Вождь советского народа усмехнулся в первый раз за вечер.

– Во сколько вы предлагаете начать наступление?

– Начало двухчасовой артподготовки запланировано на четыре утра. Еще до ее окончания войска первого эшелона должны в сумерках ворваться в расположение германских войск. К окончанию первого дня наступления вся глубина их обороны должна быть прорвана нашими частями.

– Знаете, что это напоминает? К дому человека подкрадываются грабители, собираются ломать дверь, и в тот момент, когда они заносят топор, этот самый человек начинает неожиданно ломать дверь изнутри, им навстречу. Что в такой ситуации должны чувствовать бандиты, грабители?

– Наверное, удивление.

– Удивление, остолбенение, растерянность, – Сталин делал резкие жесты правой рукой при каждом слове. – А растерянность в бою – это поражение. Основной вариант я утверждаю. За сорок минут до начала зачитать обращение к войскам. Они имеют право знать, на что мы идем… У кого-нибудь есть возражения по существу вопроса?

Возражений не было, как легко было догадаться. Советское государство было поставлено в безвыходное положение. Заключившая сепаратный мир со своими западными противниками постгитлеровская Германия, тело вождя и вдохновителя которой сейчас догорало в бензиновом костре во дворе Имперской Канцелярии, не была, конечно, победительницей. Именно этот факт позволил удержаться кабинетам Черчилля и Рузвельта. Германия была побеждена, повержена, обращена в руины и сдана на милость своим победителям.
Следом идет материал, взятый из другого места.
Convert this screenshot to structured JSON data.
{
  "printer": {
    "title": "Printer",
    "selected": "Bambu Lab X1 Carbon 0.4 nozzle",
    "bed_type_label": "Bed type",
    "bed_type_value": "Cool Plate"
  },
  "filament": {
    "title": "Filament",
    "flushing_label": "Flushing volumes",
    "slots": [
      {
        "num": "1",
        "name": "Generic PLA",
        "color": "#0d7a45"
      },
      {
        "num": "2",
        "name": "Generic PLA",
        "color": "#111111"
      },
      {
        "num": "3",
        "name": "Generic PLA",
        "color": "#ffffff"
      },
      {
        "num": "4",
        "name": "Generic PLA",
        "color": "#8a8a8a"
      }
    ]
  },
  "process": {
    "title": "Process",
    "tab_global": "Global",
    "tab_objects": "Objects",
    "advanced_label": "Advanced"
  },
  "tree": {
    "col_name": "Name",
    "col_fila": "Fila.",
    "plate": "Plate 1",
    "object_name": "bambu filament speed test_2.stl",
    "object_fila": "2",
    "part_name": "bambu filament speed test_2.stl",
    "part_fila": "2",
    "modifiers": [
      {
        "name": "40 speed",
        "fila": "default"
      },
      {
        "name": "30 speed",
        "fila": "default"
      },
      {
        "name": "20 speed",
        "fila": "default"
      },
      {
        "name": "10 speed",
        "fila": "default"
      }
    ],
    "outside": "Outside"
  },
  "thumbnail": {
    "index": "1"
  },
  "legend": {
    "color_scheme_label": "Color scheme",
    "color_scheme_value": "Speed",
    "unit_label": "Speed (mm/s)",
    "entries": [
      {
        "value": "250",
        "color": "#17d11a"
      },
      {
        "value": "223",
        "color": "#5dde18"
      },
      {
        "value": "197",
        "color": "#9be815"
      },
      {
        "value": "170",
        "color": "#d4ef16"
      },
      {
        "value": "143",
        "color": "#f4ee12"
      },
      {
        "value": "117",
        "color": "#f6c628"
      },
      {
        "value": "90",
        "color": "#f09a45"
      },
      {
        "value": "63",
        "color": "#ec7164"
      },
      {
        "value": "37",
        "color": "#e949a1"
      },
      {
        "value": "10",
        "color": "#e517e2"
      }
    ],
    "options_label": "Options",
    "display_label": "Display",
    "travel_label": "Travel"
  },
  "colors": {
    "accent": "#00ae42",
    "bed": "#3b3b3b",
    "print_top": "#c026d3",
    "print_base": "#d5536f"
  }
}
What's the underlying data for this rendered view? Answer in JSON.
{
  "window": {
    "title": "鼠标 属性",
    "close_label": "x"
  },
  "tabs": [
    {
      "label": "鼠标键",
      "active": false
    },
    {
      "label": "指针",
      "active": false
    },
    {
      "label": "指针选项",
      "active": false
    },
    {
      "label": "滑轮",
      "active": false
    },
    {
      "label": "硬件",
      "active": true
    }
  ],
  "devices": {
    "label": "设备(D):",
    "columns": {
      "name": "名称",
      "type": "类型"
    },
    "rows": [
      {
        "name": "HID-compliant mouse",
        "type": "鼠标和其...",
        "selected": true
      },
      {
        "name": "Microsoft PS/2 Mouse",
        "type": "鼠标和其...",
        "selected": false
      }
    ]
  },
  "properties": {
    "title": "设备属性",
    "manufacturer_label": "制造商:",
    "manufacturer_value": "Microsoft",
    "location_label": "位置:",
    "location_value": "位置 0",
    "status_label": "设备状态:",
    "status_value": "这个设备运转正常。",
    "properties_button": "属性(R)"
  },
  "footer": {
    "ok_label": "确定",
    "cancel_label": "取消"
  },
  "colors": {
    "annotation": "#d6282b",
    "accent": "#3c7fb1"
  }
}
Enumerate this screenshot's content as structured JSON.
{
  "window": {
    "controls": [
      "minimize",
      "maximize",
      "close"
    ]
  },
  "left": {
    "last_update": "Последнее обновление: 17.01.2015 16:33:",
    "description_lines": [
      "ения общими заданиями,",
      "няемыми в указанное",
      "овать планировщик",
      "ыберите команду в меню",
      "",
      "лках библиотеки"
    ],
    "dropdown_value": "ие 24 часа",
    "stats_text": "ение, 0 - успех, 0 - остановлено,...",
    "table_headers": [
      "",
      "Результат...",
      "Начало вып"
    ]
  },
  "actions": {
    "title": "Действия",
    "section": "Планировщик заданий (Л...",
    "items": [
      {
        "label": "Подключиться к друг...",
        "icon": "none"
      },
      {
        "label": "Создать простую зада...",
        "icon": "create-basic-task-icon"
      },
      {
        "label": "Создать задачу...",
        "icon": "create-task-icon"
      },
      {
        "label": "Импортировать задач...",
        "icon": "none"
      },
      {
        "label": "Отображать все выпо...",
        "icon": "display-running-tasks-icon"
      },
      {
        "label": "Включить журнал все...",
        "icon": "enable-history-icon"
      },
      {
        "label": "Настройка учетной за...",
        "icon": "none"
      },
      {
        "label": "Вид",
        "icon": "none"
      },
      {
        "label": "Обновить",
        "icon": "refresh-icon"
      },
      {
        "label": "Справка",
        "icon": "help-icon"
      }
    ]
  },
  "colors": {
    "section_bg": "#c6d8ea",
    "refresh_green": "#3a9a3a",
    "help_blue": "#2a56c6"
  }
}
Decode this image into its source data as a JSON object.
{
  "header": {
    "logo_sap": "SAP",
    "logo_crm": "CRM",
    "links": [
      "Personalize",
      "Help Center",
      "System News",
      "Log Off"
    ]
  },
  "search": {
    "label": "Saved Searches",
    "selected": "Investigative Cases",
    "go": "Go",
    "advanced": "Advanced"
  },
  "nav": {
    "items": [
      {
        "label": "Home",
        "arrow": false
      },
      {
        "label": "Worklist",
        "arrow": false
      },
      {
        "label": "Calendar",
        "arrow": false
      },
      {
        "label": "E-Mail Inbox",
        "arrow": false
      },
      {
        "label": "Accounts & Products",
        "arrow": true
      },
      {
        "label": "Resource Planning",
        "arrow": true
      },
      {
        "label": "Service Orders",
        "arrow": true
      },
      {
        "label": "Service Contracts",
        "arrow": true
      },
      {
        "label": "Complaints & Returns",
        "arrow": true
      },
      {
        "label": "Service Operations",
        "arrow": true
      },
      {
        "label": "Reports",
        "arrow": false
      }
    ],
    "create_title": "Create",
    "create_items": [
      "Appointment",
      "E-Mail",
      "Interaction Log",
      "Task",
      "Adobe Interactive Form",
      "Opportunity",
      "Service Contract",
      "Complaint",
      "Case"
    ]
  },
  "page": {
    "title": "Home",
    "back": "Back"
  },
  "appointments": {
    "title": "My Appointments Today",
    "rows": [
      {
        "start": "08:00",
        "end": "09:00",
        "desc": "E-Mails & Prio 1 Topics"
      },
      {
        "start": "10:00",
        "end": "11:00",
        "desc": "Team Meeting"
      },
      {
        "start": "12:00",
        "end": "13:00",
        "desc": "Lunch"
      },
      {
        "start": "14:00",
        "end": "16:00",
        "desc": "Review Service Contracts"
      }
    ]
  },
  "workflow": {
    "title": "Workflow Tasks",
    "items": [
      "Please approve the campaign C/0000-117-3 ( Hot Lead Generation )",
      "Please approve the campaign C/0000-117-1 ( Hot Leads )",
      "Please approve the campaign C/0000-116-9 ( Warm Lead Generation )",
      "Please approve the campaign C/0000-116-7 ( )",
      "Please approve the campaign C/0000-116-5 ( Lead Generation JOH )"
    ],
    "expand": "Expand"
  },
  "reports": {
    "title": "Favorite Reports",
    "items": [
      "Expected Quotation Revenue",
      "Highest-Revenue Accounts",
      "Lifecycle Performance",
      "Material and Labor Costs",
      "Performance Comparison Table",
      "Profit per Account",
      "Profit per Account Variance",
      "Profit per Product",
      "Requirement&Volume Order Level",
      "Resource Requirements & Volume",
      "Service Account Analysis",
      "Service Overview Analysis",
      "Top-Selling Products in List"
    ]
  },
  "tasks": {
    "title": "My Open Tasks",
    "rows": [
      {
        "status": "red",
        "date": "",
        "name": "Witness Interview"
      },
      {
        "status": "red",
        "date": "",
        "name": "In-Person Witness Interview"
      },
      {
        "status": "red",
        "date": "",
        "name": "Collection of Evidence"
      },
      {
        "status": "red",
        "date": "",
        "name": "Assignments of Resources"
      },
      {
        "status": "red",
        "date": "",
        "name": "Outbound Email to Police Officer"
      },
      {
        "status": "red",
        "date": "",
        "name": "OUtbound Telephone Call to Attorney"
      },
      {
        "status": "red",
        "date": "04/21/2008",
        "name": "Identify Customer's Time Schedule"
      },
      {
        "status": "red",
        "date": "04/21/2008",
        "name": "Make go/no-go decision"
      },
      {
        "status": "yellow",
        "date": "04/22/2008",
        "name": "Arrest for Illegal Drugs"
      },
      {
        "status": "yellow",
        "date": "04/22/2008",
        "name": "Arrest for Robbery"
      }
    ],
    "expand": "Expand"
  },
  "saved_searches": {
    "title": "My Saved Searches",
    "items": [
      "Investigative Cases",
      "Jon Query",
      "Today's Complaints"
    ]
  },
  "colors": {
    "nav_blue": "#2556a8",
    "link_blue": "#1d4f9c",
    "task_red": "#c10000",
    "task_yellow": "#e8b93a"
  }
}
Как гласит американская идиома: «Победа – это когда все солдаты противника убиты и все его вещи поломаны». То, что из числа победителей по политическим причинам были исключены русские, было куда менее важным. В конце концов, они кое-что себе уже получили и вообще уцелели только благодаря союзной помощи. Празднование победы над Германией, вылившееся в бурное ликование, прокатившееся по победившим странам, оставляло мало места для размышлений о каких-то там русских, продолжавших воевать непонятно зачем. Во время Первой мировой, фактически признав свое поражение, они заключили мир с Германией, которой до окончательного военного краха оставалось два шага, а после победы западных Союзников во Второй так же остались в дураках, с недоумением пытаясь понять, как же это получилось. Это, судя по всему, в природе славян. Примерно так выглядело общее представление о положении на Восточном фронте. Насколько оно было далеко от истины, показали уже ближайшие дни.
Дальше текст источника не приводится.